The U.S. Equal Employment Opportunity Commission (EEOC) offers guidance about using tests in the selection and promotion process. The basic reference is the Uniform Guidelines On Employee Selection Procedures. The regulations are administered by the Equal Employment Opportunity Commission. Information about selection can be found in Part 1607 – Uniform Guidelines On Employee Selection Procedures (1978).

==Practices==
In addition the EEOC has developed a list of best practices for testing and selection.
- Employers should administer tests and other selection procedures without regard to race, color, national origin, sex, religion, age (40 or older), or disability.
- Employers should ensure that employment tests and other selection procedures are properly validated for the positions and purposes for which they are used. The test or selection procedure must be job-related and its results appropriate for the employer's purpose. While a test vendor's documentation supporting the validity of a test may be helpful, the employer is still responsible for ensuring that its tests are valid under the Uniform Guidelines on Employee Selection Procedures.
- If a selection procedure inappropriately screens out a protected group, the employer should determine whether there is an equally effective alternative selection procedure that has less adverse impact and, if so, adopt the alternative procedure. For example, if the selection procedure is a test, the employer should determine whether another test could predict job performance, but not disproportionately exclude the protected group.
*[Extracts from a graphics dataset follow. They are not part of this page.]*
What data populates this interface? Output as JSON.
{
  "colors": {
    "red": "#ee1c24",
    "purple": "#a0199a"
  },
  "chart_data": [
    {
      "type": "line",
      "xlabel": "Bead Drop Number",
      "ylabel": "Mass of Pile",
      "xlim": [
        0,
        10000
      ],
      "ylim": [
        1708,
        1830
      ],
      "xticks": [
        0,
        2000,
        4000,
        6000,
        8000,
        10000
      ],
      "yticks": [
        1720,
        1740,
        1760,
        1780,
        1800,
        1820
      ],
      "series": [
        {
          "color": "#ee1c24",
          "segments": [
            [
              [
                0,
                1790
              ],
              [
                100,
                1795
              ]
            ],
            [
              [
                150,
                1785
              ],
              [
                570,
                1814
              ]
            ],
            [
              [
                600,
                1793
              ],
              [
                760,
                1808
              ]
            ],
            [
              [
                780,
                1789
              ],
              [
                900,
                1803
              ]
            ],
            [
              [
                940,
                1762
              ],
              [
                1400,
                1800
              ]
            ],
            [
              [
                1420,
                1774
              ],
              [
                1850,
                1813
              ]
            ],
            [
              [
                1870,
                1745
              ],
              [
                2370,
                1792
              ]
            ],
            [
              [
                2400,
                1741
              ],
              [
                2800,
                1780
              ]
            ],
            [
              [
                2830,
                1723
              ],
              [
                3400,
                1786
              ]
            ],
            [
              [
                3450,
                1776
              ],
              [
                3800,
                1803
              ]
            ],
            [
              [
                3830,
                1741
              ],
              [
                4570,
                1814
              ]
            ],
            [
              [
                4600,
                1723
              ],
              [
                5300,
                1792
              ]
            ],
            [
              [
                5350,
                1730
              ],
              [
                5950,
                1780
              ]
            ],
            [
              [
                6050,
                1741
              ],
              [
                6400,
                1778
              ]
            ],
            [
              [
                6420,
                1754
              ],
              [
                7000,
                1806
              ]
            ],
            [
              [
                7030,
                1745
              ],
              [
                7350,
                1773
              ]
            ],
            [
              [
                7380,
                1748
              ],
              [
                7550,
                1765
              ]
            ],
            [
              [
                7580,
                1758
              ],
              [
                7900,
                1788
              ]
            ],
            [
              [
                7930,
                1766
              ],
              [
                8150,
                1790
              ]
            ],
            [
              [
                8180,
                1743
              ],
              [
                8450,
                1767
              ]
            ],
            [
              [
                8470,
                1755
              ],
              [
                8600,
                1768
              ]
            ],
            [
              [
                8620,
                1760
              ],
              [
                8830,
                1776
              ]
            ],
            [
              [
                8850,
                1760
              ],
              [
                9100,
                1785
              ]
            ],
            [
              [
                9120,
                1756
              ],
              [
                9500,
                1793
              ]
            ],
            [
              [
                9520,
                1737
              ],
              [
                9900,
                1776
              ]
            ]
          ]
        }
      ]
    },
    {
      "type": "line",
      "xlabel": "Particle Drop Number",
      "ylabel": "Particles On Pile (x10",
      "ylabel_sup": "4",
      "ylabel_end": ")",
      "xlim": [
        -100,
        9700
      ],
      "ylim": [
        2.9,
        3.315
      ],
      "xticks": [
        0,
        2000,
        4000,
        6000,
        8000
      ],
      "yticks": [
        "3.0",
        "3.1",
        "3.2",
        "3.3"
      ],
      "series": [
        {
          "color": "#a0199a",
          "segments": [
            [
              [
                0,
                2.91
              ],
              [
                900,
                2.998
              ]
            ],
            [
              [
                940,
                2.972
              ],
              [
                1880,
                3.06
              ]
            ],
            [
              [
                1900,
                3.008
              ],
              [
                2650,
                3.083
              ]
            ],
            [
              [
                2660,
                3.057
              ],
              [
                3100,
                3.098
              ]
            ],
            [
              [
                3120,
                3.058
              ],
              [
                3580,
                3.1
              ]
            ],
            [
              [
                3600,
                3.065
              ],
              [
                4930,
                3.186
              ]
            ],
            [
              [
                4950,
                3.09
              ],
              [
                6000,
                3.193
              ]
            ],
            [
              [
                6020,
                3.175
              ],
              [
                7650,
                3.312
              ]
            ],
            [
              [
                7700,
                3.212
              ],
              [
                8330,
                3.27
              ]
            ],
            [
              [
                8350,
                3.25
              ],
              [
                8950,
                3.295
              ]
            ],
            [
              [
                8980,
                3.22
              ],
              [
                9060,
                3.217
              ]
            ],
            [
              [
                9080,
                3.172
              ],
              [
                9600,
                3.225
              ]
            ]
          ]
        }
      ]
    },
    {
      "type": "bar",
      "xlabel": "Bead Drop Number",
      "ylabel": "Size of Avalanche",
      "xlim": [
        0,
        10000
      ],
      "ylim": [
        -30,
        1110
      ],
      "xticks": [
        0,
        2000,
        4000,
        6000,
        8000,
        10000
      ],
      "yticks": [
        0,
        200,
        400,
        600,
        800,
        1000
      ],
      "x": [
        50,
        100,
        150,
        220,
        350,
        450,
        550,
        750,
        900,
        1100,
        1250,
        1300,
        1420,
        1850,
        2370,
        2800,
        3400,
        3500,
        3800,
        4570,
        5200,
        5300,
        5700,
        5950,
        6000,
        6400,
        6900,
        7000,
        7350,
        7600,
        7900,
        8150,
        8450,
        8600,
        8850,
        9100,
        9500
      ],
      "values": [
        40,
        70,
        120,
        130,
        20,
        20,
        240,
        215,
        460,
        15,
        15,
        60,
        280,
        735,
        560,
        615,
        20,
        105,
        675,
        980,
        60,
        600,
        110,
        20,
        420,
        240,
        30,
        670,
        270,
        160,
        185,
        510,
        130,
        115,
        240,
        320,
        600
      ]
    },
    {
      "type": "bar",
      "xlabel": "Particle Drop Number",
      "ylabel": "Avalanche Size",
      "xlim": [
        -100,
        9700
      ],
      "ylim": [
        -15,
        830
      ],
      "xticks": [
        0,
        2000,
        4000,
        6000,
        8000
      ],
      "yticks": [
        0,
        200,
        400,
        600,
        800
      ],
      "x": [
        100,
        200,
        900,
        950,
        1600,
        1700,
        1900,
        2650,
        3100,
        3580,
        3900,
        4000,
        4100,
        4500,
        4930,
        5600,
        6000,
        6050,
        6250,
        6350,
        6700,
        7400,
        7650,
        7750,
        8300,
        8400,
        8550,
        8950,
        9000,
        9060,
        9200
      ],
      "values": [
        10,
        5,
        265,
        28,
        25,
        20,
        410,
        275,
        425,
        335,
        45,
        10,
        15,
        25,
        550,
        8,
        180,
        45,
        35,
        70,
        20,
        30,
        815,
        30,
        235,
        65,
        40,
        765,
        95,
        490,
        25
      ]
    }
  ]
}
- To ensure that a test or selection procedure remains predictive, employers should keep abreast of changes in their job requirements and should update the test specifications or selection procedures accordingly.
- Employers should ensure that tests (and other selection procedures) are not adopted casually by managers unless they understand the impact of these processes. A test or selection procedure can be an effective tool, but no test or selection procedure should be implemented without understanding its effectiveness and limitations, its relevance for a specific job, and whether it can be appropriately administered and scored.

== Pre-hire assessment tools ==
There are various pre-employment assessment tools for assessing psychometric skills, technical skills, cognitive skills as well as job-skills. These tools provides questionnaire in the form of Multiple Choice Questions (MCQs), case-study based, coding challenges, scenario-based, audio/video questions to make the pre-hire screening more effective. Employers should choose a right assessment tool depending on their hiring needs such as whether they want to hire for entry level or lateral recruitment, which are the skills they are hiring for, are the pre-hire assessments provided by vendor EEOC complaint, etc.